NK: Timing. You’re going to be slow to start out, and that’s good. You need to go slow and the speed will come. Don’t get discouraged if you run out of time when you’re shooting. Also, in precision shooting you don’t put the gun on safe; you just leave the bolt open when you move between targets. A lot of shooters struggle with that. You have to focus on breathing too. It’s nerve wracking. You’re being timed, people are watching you…it’s a high-stress environment.

A man in a cap looks through a riflescope
Nic Kytlica demonstrates rear tripod support before we head out to the range. Joe Genzel

OL: What other gear do I need to make more accurate rifle shots in a match?

NK: You need a good bag to shoot off of, and a good tripod. Tripods are really critical, not just for setting your rifle up in the conventional manner, but also for rear support. You’re going to be shooting off a bunch of different objects and you can use a tripod as a rear support. You just wrap your hand around one of the legs of the tripod and set the stock on your hand. It’s incredibly steady. The only drawback is if you’re moving around from station to station, it can get tough to move all your gear quickly.

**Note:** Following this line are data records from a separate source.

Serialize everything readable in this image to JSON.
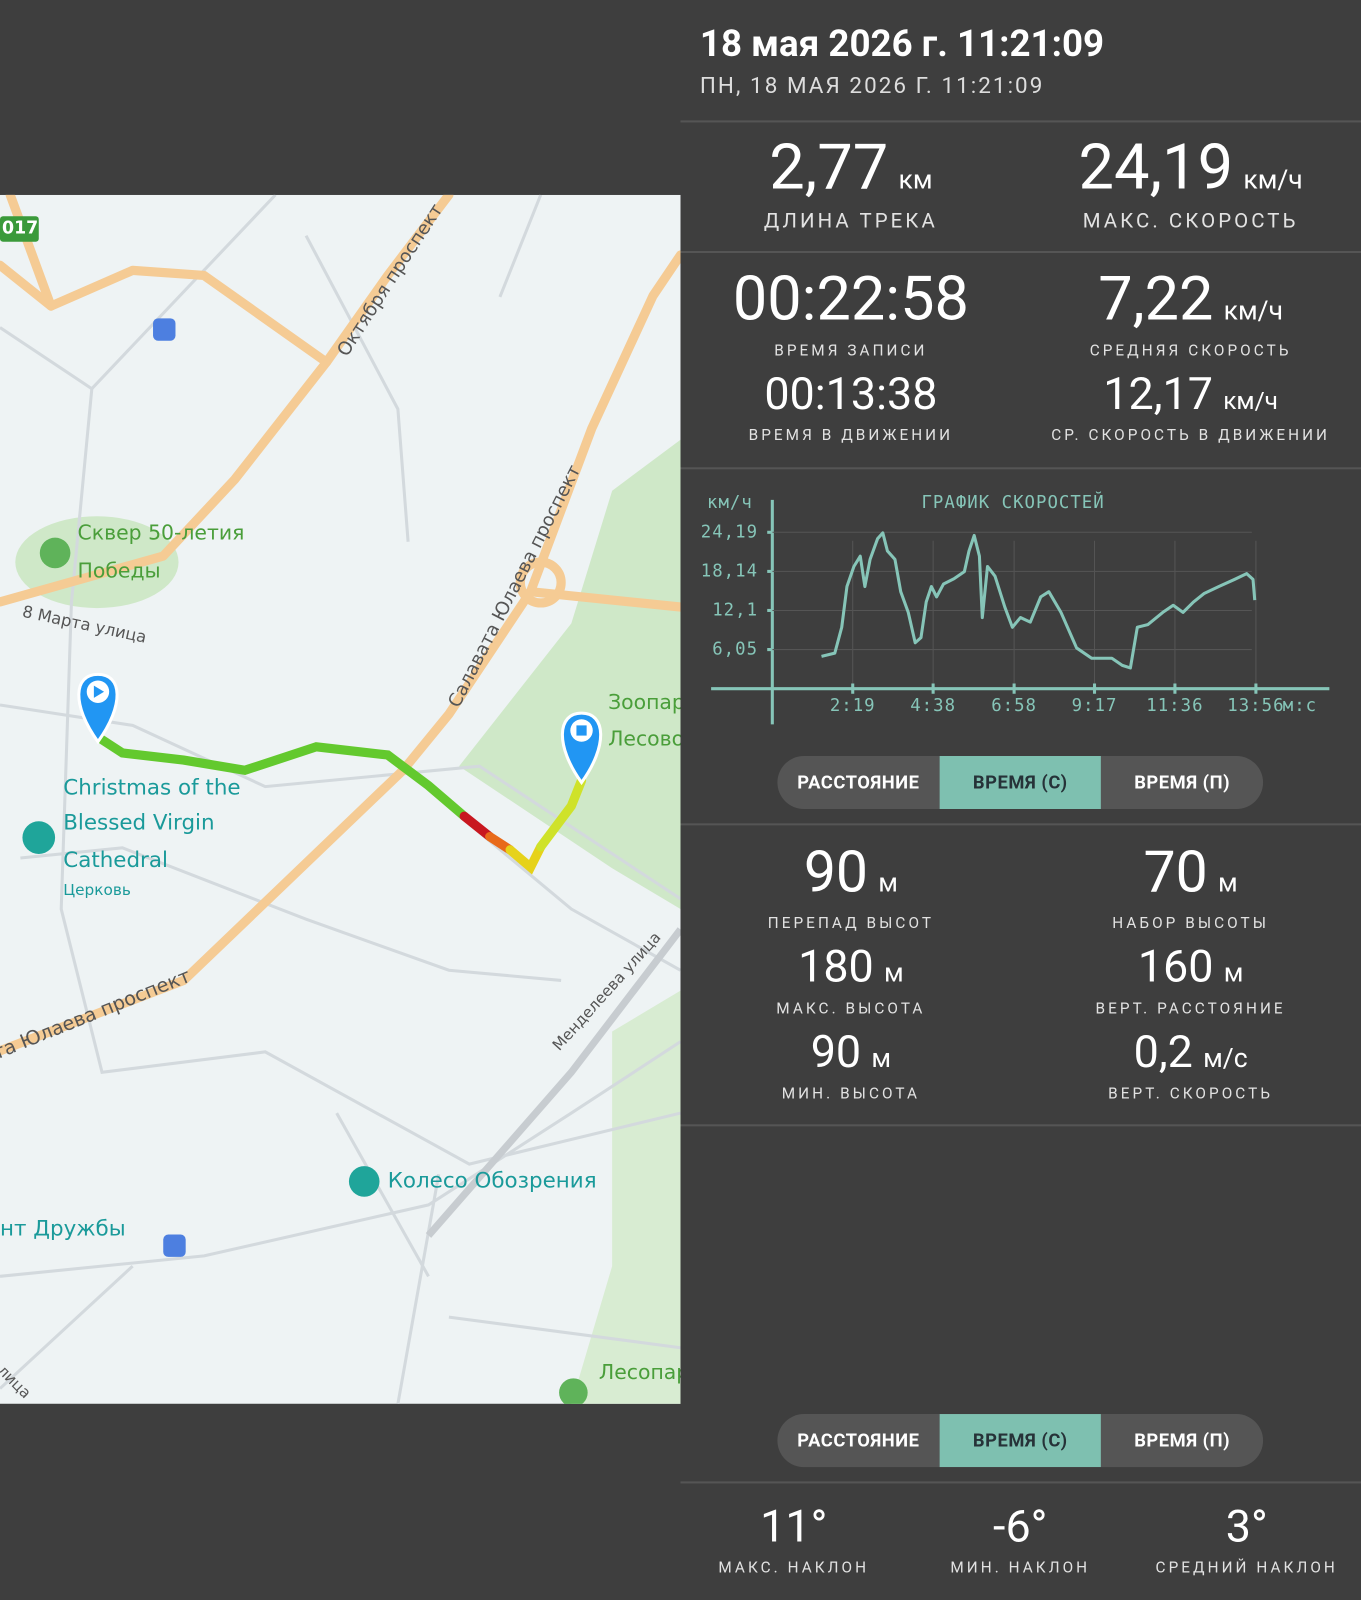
{
  "header": {
    "title": "18 мая 2026 г. 11:21:09",
    "subtitle": "ПН, 18 МАЯ 2026 Г. 11:21:09"
  },
  "summary": [
    {
      "value": "2,77",
      "unit": "км",
      "label": "ДЛИНА ТРЕКА"
    },
    {
      "value": "24,19",
      "unit": "км/ч",
      "label": "МАКС. СКОРОСТЬ"
    }
  ],
  "times": [
    {
      "value": "00:22:58",
      "label": "ВРЕМЯ ЗАПИСИ"
    },
    {
      "value": "7,22",
      "unit": "км/ч",
      "label": "СРЕДНЯЯ СКОРОСТЬ"
    },
    {
      "value": "00:13:38",
      "label": "ВРЕМЯ В ДВИЖЕНИИ"
    },
    {
      "value": "12,17",
      "unit": "км/ч",
      "label": "СР. СКОРОСТЬ В ДВИЖЕНИИ"
    }
  ],
  "chart_data": {
    "type": "line",
    "title": "ГРАФИК СКОРОСТЕЙ",
    "y_unit": "км/ч",
    "x_unit": "м:с",
    "x": [
      85,
      108,
      120,
      129,
      141,
      152,
      160,
      169,
      182,
      191,
      199,
      212,
      222,
      235,
      247,
      257,
      266,
      275,
      284,
      296,
      314,
      332,
      340,
      349,
      358,
      363,
      372,
      385,
      402,
      415,
      429,
      446,
      464,
      478,
      499,
      526,
      552,
      587,
      605,
      619,
      631,
      649,
      675,
      693,
      710,
      728,
      746,
      772,
      799,
      820,
      831,
      834
    ],
    "series": [
      {
        "color": "#86c5b8",
        "values": [
          5.0,
          5.5,
          9.5,
          15.8,
          18.9,
          20.5,
          15.8,
          20.0,
          23.2,
          24.1,
          21.3,
          20.0,
          15.0,
          11.8,
          7.1,
          7.9,
          13.4,
          15.8,
          14.2,
          16.2,
          17.0,
          18.1,
          21.3,
          23.7,
          20.5,
          11.0,
          18.9,
          17.4,
          12.6,
          9.5,
          11.0,
          10.3,
          14.2,
          15.0,
          11.8,
          6.3,
          4.7,
          4.7,
          3.6,
          3.2,
          9.5,
          9.9,
          11.8,
          12.9,
          11.8,
          13.4,
          14.7,
          15.8,
          16.9,
          17.8,
          16.9,
          13.7
        ]
      }
    ],
    "xlim": [
      0,
      963
    ],
    "ylim": [
      0,
      29.2
    ],
    "xticks": [
      {
        "value": 139,
        "label": "2:19"
      },
      {
        "value": 278,
        "label": "4:38"
      },
      {
        "value": 418,
        "label": "6:58"
      },
      {
        "value": 557,
        "label": "9:17"
      },
      {
        "value": 696,
        "label": "11:36"
      },
      {
        "value": 836,
        "label": "13:56"
      }
    ],
    "yticks": [
      {
        "value": 6.05,
        "label": "6,05"
      },
      {
        "value": 12.1,
        "label": "12,1"
      },
      {
        "value": 18.14,
        "label": "18,14"
      },
      {
        "value": 24.19,
        "label": "24,19"
      }
    ],
    "grid": true
  },
  "speed_toggle": {
    "options": [
      "РАССТОЯНИЕ",
      "ВРЕМЯ (С)",
      "ВРЕМЯ (П)"
    ],
    "selected": 1
  },
  "elevation": [
    {
      "value": "90",
      "unit": "м",
      "label": "ПЕРЕПАД ВЫСОТ"
    },
    {
      "value": "70",
      "unit": "м",
      "label": "НАБОР ВЫСОТЫ"
    },
    {
      "value": "180",
      "unit": "м",
      "label": "МАКС. ВЫСОТА"
    },
    {
      "value": "160",
      "unit": "м",
      "label": "ВЕРТ. РАССТОЯНИЕ"
    },
    {
      "value": "90",
      "unit": "м",
      "label": "МИН. ВЫСОТА"
    },
    {
      "value": "0,2",
      "unit": "м/с",
      "label": "ВЕРТ. СКОРОСТЬ"
    }
  ],
  "slope_toggle": {
    "options": [
      "РАССТОЯНИЕ",
      "ВРЕМЯ (С)",
      "ВРЕМЯ (П)"
    ],
    "selected": 1
  },
  "slopes": [
    {
      "value": "11°",
      "label": "МАКС. НАКЛОН"
    },
    {
      "value": "-6°",
      "label": "МИН. НАКЛОН"
    },
    {
      "value": "3°",
      "label": "СРЕДНИЙ НАКЛОН"
    }
  ],
  "map": {
    "labels": [
      "017",
      "Октября проспект",
      "Сквер 50-летия",
      "Победы",
      "8 Марта улица",
      "Салавата Юлаева проспект",
      "Зоопар",
      "Лесово",
      "Christmas of the",
      "Blessed Virgin",
      "Cathedral",
      "Церковь",
      "та Юлаева проспект",
      "Менделеева улица",
      "Колесо Обозрения",
      "нт Дружбы",
      "Лесопар",
      "лица"
    ]
  }
}
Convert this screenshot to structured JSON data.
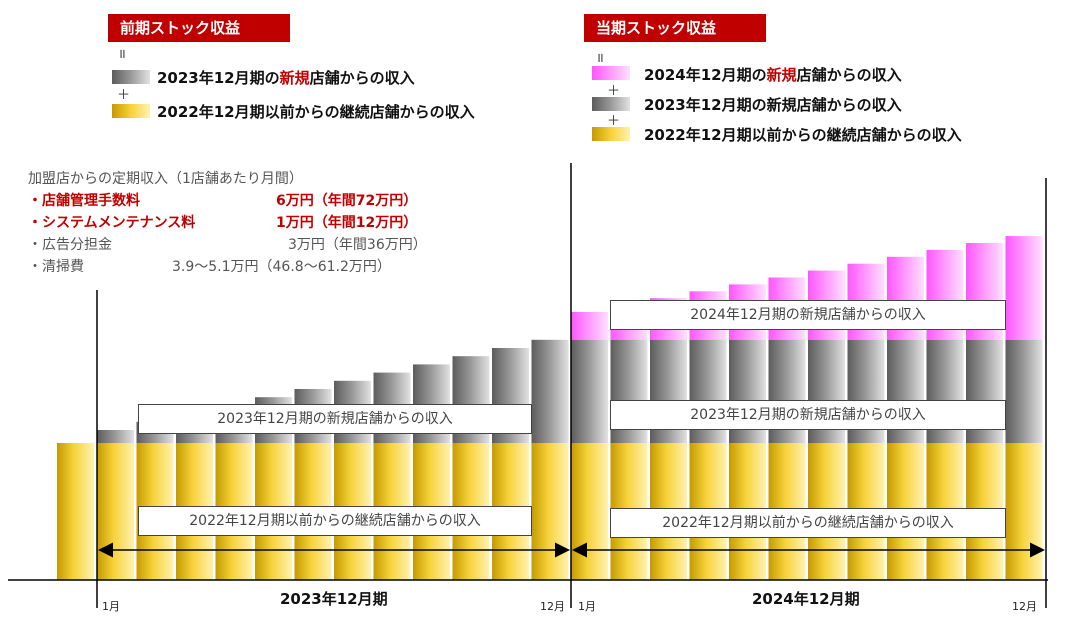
{
  "headings": {
    "prev": "前期ストック収益",
    "curr": "当期ストック収益"
  },
  "ops": {
    "eq": "॥",
    "plus": "＋"
  },
  "legend_prev": [
    {
      "pre": "2023年12月期の",
      "hl": "新規",
      "post": "店舗からの収入"
    },
    {
      "pre": "2022年12月期以前からの継続店舗からの収入",
      "hl": "",
      "post": ""
    }
  ],
  "legend_curr": [
    {
      "pre": "2024年12月期の",
      "hl": "新規",
      "post": "店舗からの収入"
    },
    {
      "pre": "2023年12月期の新規店舗からの収入",
      "hl": "",
      "post": ""
    },
    {
      "pre": "2022年12月期以前からの継続店舗からの収入",
      "hl": "",
      "post": ""
    }
  ],
  "fees": {
    "title": "加盟店からの定期収入（1店舗あたり月間）",
    "items": [
      {
        "name": "・店舗管理手数料",
        "value": "6万円（年間72万円）",
        "emphasis": true
      },
      {
        "name": "・システムメンテナンス料",
        "value": "1万円（年間12万円）",
        "emphasis": true
      },
      {
        "name": "・広告分担金",
        "value": "3万円（年間36万円）",
        "emphasis": false
      },
      {
        "name": "・清掃費",
        "value": "3.9～5.1万円（46.8～61.2万円）",
        "emphasis": false
      }
    ]
  },
  "boxes": {
    "p2023_new": "2023年12月期の新規店舗からの収入",
    "p2022_cont": "2022年12月期以前からの継続店舗からの収入",
    "p2024_new": "2024年12月期の新規店舗からの収入",
    "c2023_new": "2023年12月期の新規店舗からの収入",
    "c2022_cont": "2022年12月期以前からの継続店舗からの収入"
  },
  "axis": {
    "jan": "1月",
    "dec": "12月",
    "period_2023": "2023年12月期",
    "period_2024": "2024年12月期"
  },
  "colors": {
    "heading_bg": "#c00000",
    "highlight": "#c00000",
    "gold": "#f2c200",
    "gray": "#8a8a8a",
    "pink": "#ff66ff"
  }
}
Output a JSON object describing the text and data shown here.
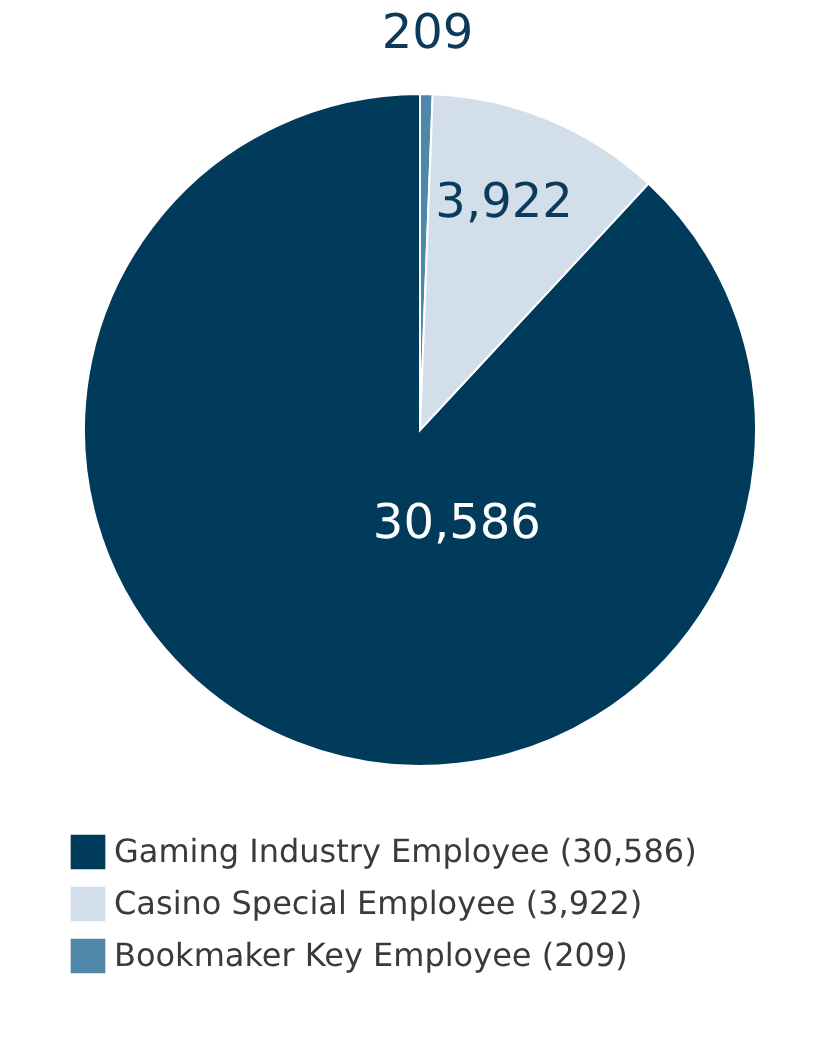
{
  "chart_data": {
    "type": "pie",
    "categories": [
      "Gaming Industry Employee (30,586)",
      "Casino Special Employee (3,922)",
      "Bookmaker Key Employee (209)"
    ],
    "values": [
      30586,
      3922,
      209
    ],
    "colors": [
      "#003b5c",
      "#d2dfea",
      "#4f88a8"
    ],
    "value_labels": [
      "30,586",
      "3,922",
      "209"
    ],
    "legend": "bottom"
  }
}
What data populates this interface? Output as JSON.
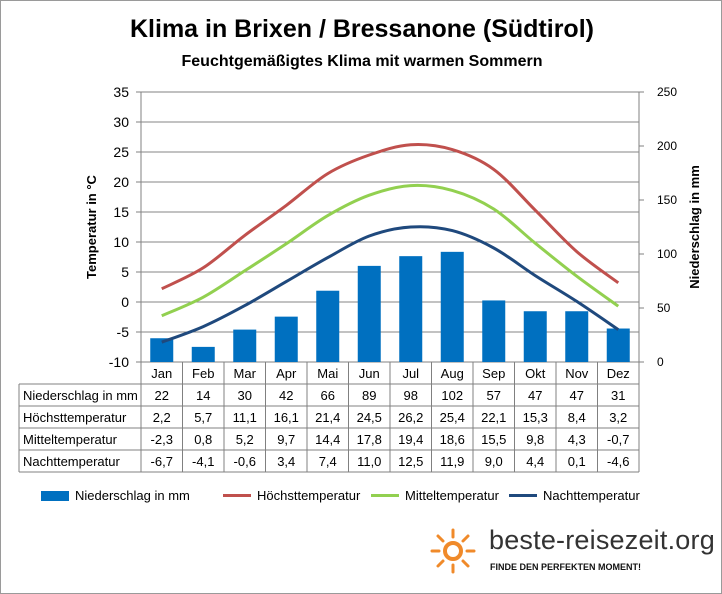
{
  "title": "Klima in Brixen / Bressanone (Südtirol)",
  "subtitle": "Feuchtgemäßigtes  Klima mit warmen Sommern",
  "logo": {
    "text": "beste-reisezeit.org",
    "tagline": "FINDE DEN PERFEKTEN MOMENT!",
    "icon": "sun-icon"
  },
  "colors": {
    "bar": "#0070c0",
    "high": "#c0504d",
    "mean": "#92d050",
    "low": "#1f497d"
  },
  "chart_data": {
    "type": "bar",
    "categories": [
      "Jan",
      "Feb",
      "Mar",
      "Apr",
      "Mai",
      "Jun",
      "Jul",
      "Aug",
      "Sep",
      "Okt",
      "Nov",
      "Dez"
    ],
    "y_left": {
      "label": "Temperatur in °C",
      "min": -10,
      "max": 35,
      "ticks": [
        -10,
        -5,
        0,
        5,
        10,
        15,
        20,
        25,
        30,
        35
      ]
    },
    "y_right": {
      "label": "Niederschlag in mm",
      "min": 0,
      "max": 250,
      "ticks": [
        0,
        50,
        100,
        150,
        200,
        250
      ]
    },
    "grid": true,
    "legend_position": "bottom",
    "series": [
      {
        "name": "Niederschlag in mm",
        "type": "bar",
        "axis": "right",
        "values": [
          22,
          14,
          30,
          42,
          66,
          89,
          98,
          102,
          57,
          47,
          47,
          31
        ],
        "labels": [
          "22",
          "14",
          "30",
          "42",
          "66",
          "89",
          "98",
          "102",
          "57",
          "47",
          "47",
          "31"
        ]
      },
      {
        "name": "Höchsttemperatur",
        "type": "line",
        "axis": "left",
        "values": [
          2.2,
          5.7,
          11.1,
          16.1,
          21.4,
          24.5,
          26.2,
          25.4,
          22.1,
          15.3,
          8.4,
          3.2
        ],
        "labels": [
          "2,2",
          "5,7",
          "11,1",
          "16,1",
          "21,4",
          "24,5",
          "26,2",
          "25,4",
          "22,1",
          "15,3",
          "8,4",
          "3,2"
        ]
      },
      {
        "name": "Mitteltemperatur",
        "type": "line",
        "axis": "left",
        "values": [
          -2.3,
          0.8,
          5.2,
          9.7,
          14.4,
          17.8,
          19.4,
          18.6,
          15.5,
          9.8,
          4.3,
          -0.7
        ],
        "labels": [
          "-2,3",
          "0,8",
          "5,2",
          "9,7",
          "14,4",
          "17,8",
          "19,4",
          "18,6",
          "15,5",
          "9,8",
          "4,3",
          "-0,7"
        ]
      },
      {
        "name": "Nachttemperatur",
        "type": "line",
        "axis": "left",
        "values": [
          -6.7,
          -4.1,
          -0.6,
          3.4,
          7.4,
          11.0,
          12.5,
          11.9,
          9.0,
          4.4,
          0.1,
          -4.6
        ],
        "labels": [
          "-6,7",
          "-4,1",
          "-0,6",
          "3,4",
          "7,4",
          "11,0",
          "12,5",
          "11,9",
          "9,0",
          "4,4",
          "0,1",
          "-4,6"
        ]
      }
    ]
  }
}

OL: I am a hunter first, is precision shooting going to actually help me?

NK: Yes. It’s going to make you a much better hunter because it will teach you to shoot from so many different positions and off many different objects. Plus, it’s stressful, just like the feeling you get when an animal is in your crosshairs. Anyone with a little experience can shoot a sub-MOA group from a benchrest, but precision matches teach you to do that from a variety of unconventional angles and off objects you might find while hunting, like jagged rocks.